Rudolf Uhlenhaut’s name is up there on the list of people who’ve helped Mercedes-Benz remain on the upper eschelons of automobile brands. Right there with Emil Jellinek, who commissioned the first vehicle to carry the name “Mercedes”, to Paul Bracq and Bruno Sacco, both of whom created designs so iconic they still form the basis for the brand’s overall design language. Uhlenhaut, however, gets the credit for designing the most iconic Mercedes in history.
Working from the car that used to take Chancellor Adenauer to work every morning and knowing he couldn’t compete with Jaguar and Aston Martin on power alone; Uhlenhaut set to work creating the spaceframe that would require his racing car to be fitted with the then-merely-distinctive door arrangement. Nobody could fault the results of this strategy, with the resulting racecar winning both LeMans and the Carrera Panamericana.
It is from this initial racecar, germanically called the W194, that we get one of the best automotive lineages on the 50s. The W196 that succeeded it won both formula 1 championships it was entered on. From there straight to another legend, the 300SLR, whose successful racing pedigree will forever play second fiddle to the tragedy at LeMans. Before it, however, the Mercedes-Benz Racing apparatus was unstoppable. Nine 300 SLRs were built. Rudolf wanted two of them to be coupes.

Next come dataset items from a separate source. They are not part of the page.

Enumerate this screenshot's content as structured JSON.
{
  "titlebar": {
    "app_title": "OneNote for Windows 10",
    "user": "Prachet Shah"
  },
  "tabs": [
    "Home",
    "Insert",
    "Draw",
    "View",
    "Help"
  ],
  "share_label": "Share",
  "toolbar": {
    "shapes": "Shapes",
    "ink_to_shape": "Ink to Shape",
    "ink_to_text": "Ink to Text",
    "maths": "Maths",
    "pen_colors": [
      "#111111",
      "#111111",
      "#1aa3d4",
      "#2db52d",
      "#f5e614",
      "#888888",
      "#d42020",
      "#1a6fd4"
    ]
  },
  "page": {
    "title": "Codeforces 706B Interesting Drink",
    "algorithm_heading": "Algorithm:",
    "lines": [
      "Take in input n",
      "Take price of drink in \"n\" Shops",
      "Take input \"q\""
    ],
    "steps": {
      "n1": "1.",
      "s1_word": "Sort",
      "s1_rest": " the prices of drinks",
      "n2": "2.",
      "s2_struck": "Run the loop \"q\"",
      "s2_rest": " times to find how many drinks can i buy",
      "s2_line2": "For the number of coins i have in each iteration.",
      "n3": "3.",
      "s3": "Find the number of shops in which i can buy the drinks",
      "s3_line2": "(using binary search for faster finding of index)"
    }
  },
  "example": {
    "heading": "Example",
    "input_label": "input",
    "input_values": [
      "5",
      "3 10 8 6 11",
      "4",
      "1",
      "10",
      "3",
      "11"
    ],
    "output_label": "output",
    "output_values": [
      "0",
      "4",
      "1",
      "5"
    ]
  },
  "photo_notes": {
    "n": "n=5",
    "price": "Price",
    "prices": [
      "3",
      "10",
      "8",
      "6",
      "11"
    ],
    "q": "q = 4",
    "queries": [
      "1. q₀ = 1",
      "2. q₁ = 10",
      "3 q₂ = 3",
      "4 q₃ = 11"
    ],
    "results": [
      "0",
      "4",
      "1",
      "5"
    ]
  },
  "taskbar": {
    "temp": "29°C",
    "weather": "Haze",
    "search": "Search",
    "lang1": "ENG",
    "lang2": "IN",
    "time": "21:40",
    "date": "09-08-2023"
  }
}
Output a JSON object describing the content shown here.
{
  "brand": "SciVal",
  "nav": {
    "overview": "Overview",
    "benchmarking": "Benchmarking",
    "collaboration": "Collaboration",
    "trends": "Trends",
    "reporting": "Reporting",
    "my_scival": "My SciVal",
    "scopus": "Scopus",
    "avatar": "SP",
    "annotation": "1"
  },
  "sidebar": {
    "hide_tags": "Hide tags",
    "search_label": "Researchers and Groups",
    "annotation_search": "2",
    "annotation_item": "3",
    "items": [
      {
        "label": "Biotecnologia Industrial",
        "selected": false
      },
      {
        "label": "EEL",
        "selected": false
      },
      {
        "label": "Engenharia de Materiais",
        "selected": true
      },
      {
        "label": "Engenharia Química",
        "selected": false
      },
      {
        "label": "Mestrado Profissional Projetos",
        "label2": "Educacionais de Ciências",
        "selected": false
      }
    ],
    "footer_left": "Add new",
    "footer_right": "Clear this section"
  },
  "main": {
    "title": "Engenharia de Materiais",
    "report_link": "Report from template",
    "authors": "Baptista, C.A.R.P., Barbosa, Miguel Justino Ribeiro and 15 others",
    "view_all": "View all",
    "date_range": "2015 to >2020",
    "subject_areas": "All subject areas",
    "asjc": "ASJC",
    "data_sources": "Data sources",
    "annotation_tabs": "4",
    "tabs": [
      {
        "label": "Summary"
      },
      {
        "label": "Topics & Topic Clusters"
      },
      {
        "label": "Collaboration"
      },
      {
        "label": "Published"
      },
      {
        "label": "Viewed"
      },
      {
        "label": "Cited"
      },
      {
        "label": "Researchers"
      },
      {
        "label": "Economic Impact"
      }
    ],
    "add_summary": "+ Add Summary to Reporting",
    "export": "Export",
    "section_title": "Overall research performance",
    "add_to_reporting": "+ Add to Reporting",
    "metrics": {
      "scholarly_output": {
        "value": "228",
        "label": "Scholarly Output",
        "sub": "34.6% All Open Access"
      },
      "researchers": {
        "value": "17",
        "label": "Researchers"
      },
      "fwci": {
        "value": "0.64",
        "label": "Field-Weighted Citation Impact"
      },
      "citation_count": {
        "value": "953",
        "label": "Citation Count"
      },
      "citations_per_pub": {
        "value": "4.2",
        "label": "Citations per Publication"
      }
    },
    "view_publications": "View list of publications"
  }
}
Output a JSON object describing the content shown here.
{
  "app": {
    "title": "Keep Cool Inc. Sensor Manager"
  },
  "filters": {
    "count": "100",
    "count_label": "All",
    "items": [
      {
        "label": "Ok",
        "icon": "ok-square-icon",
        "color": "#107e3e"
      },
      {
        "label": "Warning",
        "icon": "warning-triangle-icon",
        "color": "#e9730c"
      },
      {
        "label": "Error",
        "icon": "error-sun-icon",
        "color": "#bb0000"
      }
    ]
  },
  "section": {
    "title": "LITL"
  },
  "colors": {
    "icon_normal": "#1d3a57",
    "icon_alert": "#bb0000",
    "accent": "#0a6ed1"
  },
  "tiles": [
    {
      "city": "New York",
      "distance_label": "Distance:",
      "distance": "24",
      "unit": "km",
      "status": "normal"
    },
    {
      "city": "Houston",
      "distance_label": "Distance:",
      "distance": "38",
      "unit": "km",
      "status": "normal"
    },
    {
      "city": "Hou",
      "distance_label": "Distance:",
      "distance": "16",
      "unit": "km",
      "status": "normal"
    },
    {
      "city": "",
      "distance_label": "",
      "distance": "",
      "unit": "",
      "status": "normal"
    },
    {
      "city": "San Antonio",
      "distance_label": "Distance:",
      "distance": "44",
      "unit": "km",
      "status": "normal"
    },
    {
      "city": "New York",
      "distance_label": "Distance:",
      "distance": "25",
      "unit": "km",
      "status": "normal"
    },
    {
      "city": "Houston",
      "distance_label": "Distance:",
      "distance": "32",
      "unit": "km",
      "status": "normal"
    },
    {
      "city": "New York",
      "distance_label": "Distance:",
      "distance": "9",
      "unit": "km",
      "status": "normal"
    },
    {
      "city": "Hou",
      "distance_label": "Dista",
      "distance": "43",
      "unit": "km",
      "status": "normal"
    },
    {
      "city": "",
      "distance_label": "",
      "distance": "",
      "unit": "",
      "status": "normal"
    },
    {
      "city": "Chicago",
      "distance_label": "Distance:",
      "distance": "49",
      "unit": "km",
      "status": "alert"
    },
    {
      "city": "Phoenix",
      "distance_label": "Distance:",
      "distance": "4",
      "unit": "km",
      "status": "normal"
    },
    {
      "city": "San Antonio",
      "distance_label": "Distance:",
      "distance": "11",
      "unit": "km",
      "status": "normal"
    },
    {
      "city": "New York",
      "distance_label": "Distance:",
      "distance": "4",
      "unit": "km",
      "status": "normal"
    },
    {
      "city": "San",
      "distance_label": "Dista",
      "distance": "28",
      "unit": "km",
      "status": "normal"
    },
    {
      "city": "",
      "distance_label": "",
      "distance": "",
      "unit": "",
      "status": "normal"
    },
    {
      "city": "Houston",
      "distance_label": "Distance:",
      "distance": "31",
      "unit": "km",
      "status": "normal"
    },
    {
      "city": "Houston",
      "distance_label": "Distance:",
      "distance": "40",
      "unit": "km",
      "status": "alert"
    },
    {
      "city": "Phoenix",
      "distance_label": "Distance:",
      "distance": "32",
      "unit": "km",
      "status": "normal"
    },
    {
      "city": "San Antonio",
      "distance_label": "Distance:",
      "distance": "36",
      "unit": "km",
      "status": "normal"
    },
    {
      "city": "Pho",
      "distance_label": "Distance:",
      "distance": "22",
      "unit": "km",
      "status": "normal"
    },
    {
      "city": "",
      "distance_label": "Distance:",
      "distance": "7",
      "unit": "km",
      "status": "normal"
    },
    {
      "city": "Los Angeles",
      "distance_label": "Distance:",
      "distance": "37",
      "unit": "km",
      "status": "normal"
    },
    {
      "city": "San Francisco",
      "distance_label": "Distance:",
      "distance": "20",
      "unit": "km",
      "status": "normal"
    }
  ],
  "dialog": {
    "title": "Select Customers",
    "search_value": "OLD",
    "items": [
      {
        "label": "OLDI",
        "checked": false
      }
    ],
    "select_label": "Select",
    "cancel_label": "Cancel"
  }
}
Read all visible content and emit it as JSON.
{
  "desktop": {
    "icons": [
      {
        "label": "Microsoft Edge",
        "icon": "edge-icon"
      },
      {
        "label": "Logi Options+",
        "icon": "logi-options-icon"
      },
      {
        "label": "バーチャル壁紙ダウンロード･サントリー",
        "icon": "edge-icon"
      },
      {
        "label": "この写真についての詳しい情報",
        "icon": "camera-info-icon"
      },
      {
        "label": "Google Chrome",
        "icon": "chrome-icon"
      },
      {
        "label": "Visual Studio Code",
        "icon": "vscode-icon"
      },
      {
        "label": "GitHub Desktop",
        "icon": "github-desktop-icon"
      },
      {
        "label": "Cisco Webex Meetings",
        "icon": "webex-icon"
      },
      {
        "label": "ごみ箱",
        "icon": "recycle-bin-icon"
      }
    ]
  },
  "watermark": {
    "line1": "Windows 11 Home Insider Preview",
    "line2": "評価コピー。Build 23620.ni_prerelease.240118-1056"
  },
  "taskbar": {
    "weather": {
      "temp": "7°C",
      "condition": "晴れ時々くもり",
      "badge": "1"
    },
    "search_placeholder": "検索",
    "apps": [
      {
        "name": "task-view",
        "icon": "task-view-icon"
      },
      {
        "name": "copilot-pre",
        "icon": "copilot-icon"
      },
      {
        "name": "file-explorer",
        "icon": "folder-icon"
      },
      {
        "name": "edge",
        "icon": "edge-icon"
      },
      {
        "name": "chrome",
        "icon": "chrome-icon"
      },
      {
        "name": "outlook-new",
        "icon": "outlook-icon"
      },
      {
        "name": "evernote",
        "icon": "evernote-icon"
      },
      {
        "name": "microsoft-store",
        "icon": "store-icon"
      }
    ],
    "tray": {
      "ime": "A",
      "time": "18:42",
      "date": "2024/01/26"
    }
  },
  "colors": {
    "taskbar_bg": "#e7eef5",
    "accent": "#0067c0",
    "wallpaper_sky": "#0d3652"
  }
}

The 300SL may be the most iconic Mercedes in history, but between it and the 300 SLR coupé, it loses the beauty contest. Some cars look like the body has been stretched over the chassis. This looks like a cheetah in mid-leap. Those side exhausts may have contributed to Herr Uhlenhaut’s hearing issues later in life (to be fair, he did install a huge silencer at some point while he used it as a personal car) but in terms of pure aesthetics they are perfect. And a testament that nothing was to be compromised on the pursuit of performance. After all, this and the other coupe that he ordered were supposed to be racing cars. However, the LeMans disaster put an end to that. Yet another “what-could’ve-been” for the history books.
It’s now up to the winner of the auction, which rumour says is renowned classic car dealer Simon Kidston to decide the future of the car. On his website there’s a video call to “get out and drive”. Will he do that with the most expensive car in the world? Or will he treat this particular one as an investment, to be sold for an even more ludicrous sum of money when the economy is not in the process of going somewhere very warm in what seems to be some sort of handbasket? One has to hope its both. If the contemporary reports are to be believed, everyone in a 5km radius will immediately find out if he decided to just send it down the road.
It’s the way it was meant to be treated.